For the primary outcome, the median EBL was found to be 50 ml in the fibrinogen group and 70 ml in the placebo group, which was not statistically significant (P=.19). For the secondary outcomes, median cumulative postoperative blood loss at 24 hours in the fibrinogen group (570 ml) was less than in the placebo group (690 ml) according to a post hoc analysis (P=.047). Although not powered to formally assess statistical significance, the study suggests the fibrinogen group may have been associated with fewer transfusions, more procoagulant or antifibrinolytic therapies, and more adverse events.


This study did not identify a statistically significant difference in intraoperative blood loss between patients treated with fibrinogen concentrate (median 50 ml) and those receiving placebo (median 70 ml).
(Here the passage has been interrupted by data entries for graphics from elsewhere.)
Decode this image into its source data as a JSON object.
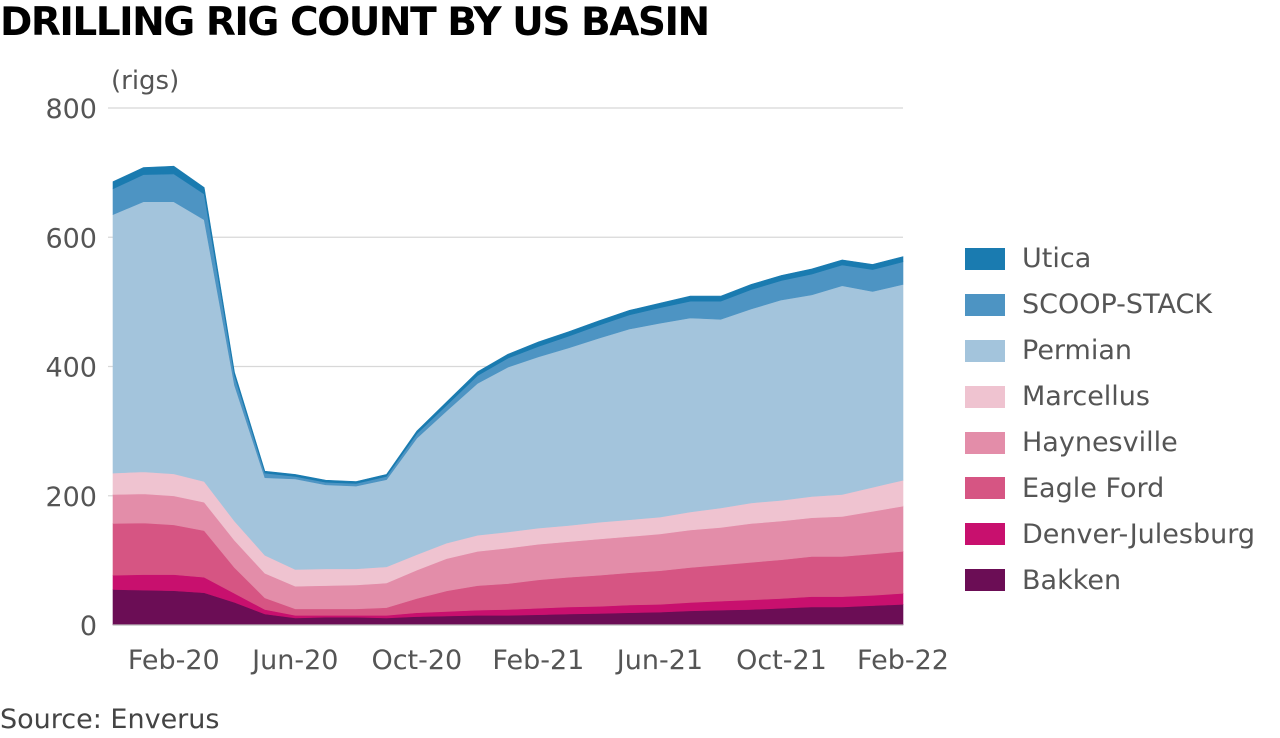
{
  "title": "DRILLING RIG COUNT BY US BASIN",
  "source": "Source: Enverus",
  "chart_data": {
    "type": "area",
    "stacked": true,
    "title": "DRILLING RIG COUNT BY US BASIN",
    "unit_label": "(rigs)",
    "ylim": [
      0,
      800
    ],
    "y_ticks": [
      0,
      200,
      400,
      600,
      800
    ],
    "x_tick_labels": [
      "Feb-20",
      "Jun-20",
      "Oct-20",
      "Feb-21",
      "Jun-21",
      "Oct-21",
      "Feb-22"
    ],
    "x": [
      "Dec-19",
      "Jan-20",
      "Feb-20",
      "Mar-20",
      "Apr-20",
      "May-20",
      "Jun-20",
      "Jul-20",
      "Aug-20",
      "Sep-20",
      "Oct-20",
      "Nov-20",
      "Dec-20",
      "Jan-21",
      "Feb-21",
      "Mar-21",
      "Apr-21",
      "May-21",
      "Jun-21",
      "Jul-21",
      "Aug-21",
      "Sep-21",
      "Oct-21",
      "Nov-21",
      "Dec-21",
      "Jan-22",
      "Feb-22"
    ],
    "series": [
      {
        "name": "Bakken",
        "color": "#6b0d55",
        "values": [
          55,
          54,
          53,
          50,
          35,
          17,
          11,
          12,
          12,
          11,
          13,
          14,
          15,
          15,
          16,
          17,
          18,
          19,
          20,
          22,
          23,
          24,
          26,
          28,
          28,
          30,
          32
        ]
      },
      {
        "name": "Denver-Julesburg",
        "color": "#c8106e",
        "values": [
          22,
          24,
          25,
          24,
          14,
          7,
          4,
          3,
          3,
          4,
          6,
          7,
          8,
          9,
          10,
          11,
          11,
          12,
          12,
          13,
          14,
          15,
          15,
          16,
          16,
          16,
          17
        ]
      },
      {
        "name": "Eagle Ford",
        "color": "#d65583",
        "values": [
          80,
          80,
          77,
          72,
          40,
          18,
          10,
          10,
          10,
          12,
          22,
          32,
          38,
          40,
          44,
          46,
          48,
          50,
          52,
          54,
          56,
          58,
          60,
          62,
          62,
          64,
          65
        ]
      },
      {
        "name": "Haynesville",
        "color": "#e38da9",
        "values": [
          45,
          45,
          45,
          44,
          42,
          38,
          35,
          36,
          37,
          38,
          44,
          50,
          53,
          55,
          55,
          55,
          56,
          56,
          57,
          58,
          58,
          60,
          60,
          60,
          62,
          66,
          70
        ]
      },
      {
        "name": "Marcellus",
        "color": "#efc3d0",
        "values": [
          33,
          34,
          34,
          32,
          30,
          28,
          26,
          26,
          25,
          25,
          24,
          24,
          25,
          25,
          25,
          25,
          26,
          26,
          26,
          28,
          30,
          32,
          32,
          33,
          34,
          37,
          40
        ]
      },
      {
        "name": "Permian",
        "color": "#a3c4dc",
        "values": [
          400,
          418,
          421,
          405,
          210,
          120,
          140,
          130,
          128,
          135,
          180,
          205,
          235,
          255,
          265,
          275,
          285,
          295,
          300,
          300,
          292,
          300,
          310,
          312,
          323,
          303,
          303
        ]
      },
      {
        "name": "SCOOP-STACK",
        "color": "#4d94c3",
        "values": [
          40,
          42,
          43,
          40,
          15,
          7,
          4,
          4,
          4,
          5,
          7,
          9,
          12,
          14,
          16,
          18,
          20,
          22,
          24,
          26,
          28,
          30,
          30,
          32,
          32,
          34,
          35
        ]
      },
      {
        "name": "Utica",
        "color": "#1a7bb0",
        "values": [
          11,
          11,
          12,
          10,
          5,
          3,
          3,
          3,
          3,
          3,
          4,
          5,
          6,
          6,
          7,
          7,
          7,
          7,
          7,
          8,
          8,
          8,
          8,
          8,
          8,
          8,
          8
        ]
      }
    ]
  }
}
This is somewhat surprising given that two prior studies looking at the impact of fibrinogen concentrates on blood product administration in cardiac surgery patients both found significant reductions.1,2 The authors acknowledged the brief period during which intraoperative blood loss was assessed and that this may have contributed to the low EBL in both groups, possibly complicating detection of differences between groups. Furthermore, the difficulty of accurate assessment of intraoperative blood loss is well established.

A post hoc analysis of median cumulative 24-hour blood loss did suggest a statistically significant reduction (120 ml) in the fibrinogen group, but this may not be a clinically important difference. The authors noted that 10% of the control group ended up receiving fibrinogen concentrate postoperatively, which may have confounded effects of intraoperative fibrinogen on subsequent outcomes.

Although the study was not designed to assess statistically significant differences in adverse events, there may have been more adverse events in the fibrinogen group. This also differs from the 2 prior studies, which found no differences in safety endpoints. This is an important area for further investigation.


  1. Rahe-Meyer N, Solomon C, Hanke A, et al. Effects of fibrinogen concentrate as first-line therapy during major aortic replacement surgery: a randomized, placebo-controlled trial. Anesthesiology. 2013;118(1):40-50.
  2. Ranucci M, Baryshnikova E, Crapelli GB, et al. Randomized, double-blinded, placebo-controlled trial of fibrinogen concentrate supplementation after complex cardiac surgery. J Am Heart Assoc. 2015;4(6):e002066.